Microsoft Scouts AI Startups Beyond OpenAI

On May 13, 2026, Microsoft announced a strategic exploration of partnerships with emerging startups. The goal is to strengthen its AI capabilities beyond its existing relationship with OpenAI. Microsoft first backed OpenAI in 2019. It has since delivered $11.8 billion of a promised $13 billion commitment.

OpenAI‘s ChatGPT boosted Microsoft‘s AI profile and drove demand for its Azure cloud platform. But the partnership has grown more complicated over time. Contract terms shifted in late 2025, expanding what Microsoft can independently build. A late-April deal then gave OpenAI more freedom to work with rivals, including Amazon.

Cursor, Inception, and the Regulatory Tightrope

Microsoft reportedly explored buying Cursor, a code-generation startup. However, talks paused over concerns a deal could attract regulatory scrutiny. The concern stems from Microsoft‘s existing ownership of GitHub Copilot. Regulators might view such a combination as limiting competition.

Microsoft also held discussions with Inception, a Stanford-founded startup. Inception works on diffusion methods for generating text. Microsoft‘s venture arm M12 joined Inception‘s $50 million seed round. Inception reportedly seeks a valuation above $1 billion, though no deal is confirmed.

A Microsoft executive testified that OpenAI-related investment plus infrastructure and hosting exceeds $100 billion. That scale invites serious regulatory questions about market competition. Microsoft is actively diversifying its AI supply chain due to these shifts. Acquisitions and minority stakes now serve as a logical pressure valve.

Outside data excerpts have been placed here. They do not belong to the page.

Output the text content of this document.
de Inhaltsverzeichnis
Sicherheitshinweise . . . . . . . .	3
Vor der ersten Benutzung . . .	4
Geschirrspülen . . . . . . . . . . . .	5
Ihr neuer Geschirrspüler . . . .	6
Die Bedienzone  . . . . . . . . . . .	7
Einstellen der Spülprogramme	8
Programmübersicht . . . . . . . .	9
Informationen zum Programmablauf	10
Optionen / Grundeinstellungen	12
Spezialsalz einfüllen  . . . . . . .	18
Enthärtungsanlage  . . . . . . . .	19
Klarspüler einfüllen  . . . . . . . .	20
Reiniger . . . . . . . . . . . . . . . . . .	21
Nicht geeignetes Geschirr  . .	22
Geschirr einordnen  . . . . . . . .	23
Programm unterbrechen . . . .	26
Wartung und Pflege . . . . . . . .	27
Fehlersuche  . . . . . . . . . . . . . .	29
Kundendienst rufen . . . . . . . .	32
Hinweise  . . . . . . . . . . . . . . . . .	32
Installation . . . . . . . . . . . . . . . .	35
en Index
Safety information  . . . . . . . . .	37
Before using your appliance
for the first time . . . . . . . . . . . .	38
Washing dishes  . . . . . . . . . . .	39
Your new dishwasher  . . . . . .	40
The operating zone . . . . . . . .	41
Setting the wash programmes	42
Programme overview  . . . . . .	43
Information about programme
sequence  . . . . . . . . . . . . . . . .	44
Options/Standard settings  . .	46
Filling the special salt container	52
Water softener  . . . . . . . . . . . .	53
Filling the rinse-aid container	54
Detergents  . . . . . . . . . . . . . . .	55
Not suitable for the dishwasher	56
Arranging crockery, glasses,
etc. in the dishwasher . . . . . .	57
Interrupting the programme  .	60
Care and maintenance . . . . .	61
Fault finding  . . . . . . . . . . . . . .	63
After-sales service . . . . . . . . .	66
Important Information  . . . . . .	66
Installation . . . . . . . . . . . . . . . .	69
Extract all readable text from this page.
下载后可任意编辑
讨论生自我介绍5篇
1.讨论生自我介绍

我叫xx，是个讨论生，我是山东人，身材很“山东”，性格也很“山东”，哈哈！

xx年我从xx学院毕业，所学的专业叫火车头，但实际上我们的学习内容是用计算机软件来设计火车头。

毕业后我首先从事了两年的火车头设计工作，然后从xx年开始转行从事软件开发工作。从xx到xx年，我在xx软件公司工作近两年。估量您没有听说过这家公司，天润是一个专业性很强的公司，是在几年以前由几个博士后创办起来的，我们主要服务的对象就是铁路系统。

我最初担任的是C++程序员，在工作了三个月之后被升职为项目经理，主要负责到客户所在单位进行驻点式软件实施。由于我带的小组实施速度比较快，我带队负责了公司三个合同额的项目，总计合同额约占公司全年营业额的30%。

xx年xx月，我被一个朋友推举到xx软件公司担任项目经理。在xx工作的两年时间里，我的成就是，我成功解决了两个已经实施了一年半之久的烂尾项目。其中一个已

The Broader Arms Race: Scale, Power, and Talent

Frontier AI labs push toward models requiring enormous computing resources. Microsoft faces a crowded field of rivals chasing the same startup targets. SpaceX and other tech giants compete for the same scarce AI teams and technologies. Access to chips and talent has become a defining bottleneck across the entire industry.

Large tech firms increasingly buy teams and techniques rather than build from scratch. For startups, multiple potential buyers create stronger negotiating leverage on price and deal terms. Especially when the buyer is also a major cloud provider, that leverage grows significantly. The arms race is shifting decisively from features to scale.

Both stories – Fervo‘s IPO surge and Microsoft‘s startup hunt – reflect the same urgent reality. AI is consuming resources at a pace the market has never seen before. Companies that move fast to secure energy and talent will shape the next decade. The race to power and build artificial intelligence is fully underway.